Gem #59: Generating Ada bindings for C headers

by Arnaud Charlet —AdaCore

Let's get started…


GNAT now comes with a new experimental binding generator for C and C++ headers which is intended to do 95% of the tedious work of generating Ada specs from C or C++ header files. Note that this is still a work in progress, not designed to generate 100% correct Ada specs.

The code generated uses the Ada 2005 syntax, making it easier to interface with other languages than did previous versions of Ada, in particular via the generation of limited with clauses and anonymous access types.

In this Gem, we will focus on the generation of C bindings. Bindings to C++ will be addressed in a future Gem.

Running the binding generator

The binding generator is part of the GCC compiler that comes with recent versions of GNAT and can be invoked via the -fdump-ada-spec switch, which generates Ada spec files for the header files specified on the command line, and all header files needed by these files transitivitely. For example:

$ g++ -c -fdump-ada-spec -C /usr/include/time.h
$ gcc -c -gnat05 *.ads

generates, under GNU/Linux, the following files: time_h.ads, bits_time_h.ads, stddef_h.ads, bits_types_h.ads, which correspond to the files /usr/include/time.h, /usr/include/bits/time.h, etc..., and then compiles these Ada specs in Ada 2005 mode.

The -C switch tells GCC to extract comments from headers and attempt to generate corresponding Ada comments.

If you want to generate a single Ada file and not the transitive closure, you can use the -fdump-ada-spec-slim switch instead.

Note that we recommend, where possible, to use the G++ driver to generate bindings, even for most C headers, since this will in general generate better Ada specs.
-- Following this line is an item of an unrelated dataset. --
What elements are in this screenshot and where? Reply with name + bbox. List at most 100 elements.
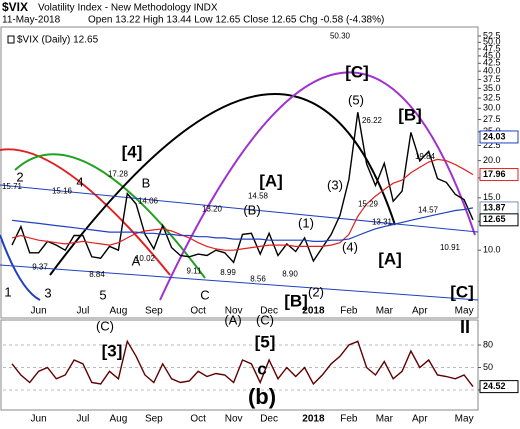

If G++ doesn't work on your C headers because of incompatibilities between C and C++, then you can fall back on using GCC instead.

For an example of better bindings generated from the C++ front end, the name of the parameters (when available) are actually ignored by the C front end. Consider the following C header:

extern void foo (int variable);

With the C front end, "variable" is ignored, and the above is handled as:

extern void foo (int);

generating the following subprogram specification:

procedure foo (param1 : int);

With the C++ front end, the name is available, and we generate:

procedure foo (variable : int);

In some cases, the generated bindings will be more complete or more meaningful when defining macros, which you can do via the -D switch. This is for example the case with Xlib.h under GNU/Linux:

g++ -c -fdump-ada-spec -DXLIB_ILLEGAL_ACCESS -C /usr/include/X11/Xlib.h

The above will generate more complete bindings than a straight call without the -DXLIB_ILLEGAL_ACCESS switch.

In other cases, it is not possible to parse a header file in a stand-alone manner, because other include files need to be included first. In this case, the solution is to create a small header file including the needed #include and possible #define directives. For example, to generate Ada bindings for readline/readline.h, you first need to include stdio.h, so you can create a file with the following two lines in, for example, readline1.h:

#include <stdio.h>
#include <readline/readline.h>

and then generate Ada bindings from this file:

$ g++ -c -fdump-ada-spec readline1.h

In a future Gem we will talk about generating similar Ada bindings for C++ headers.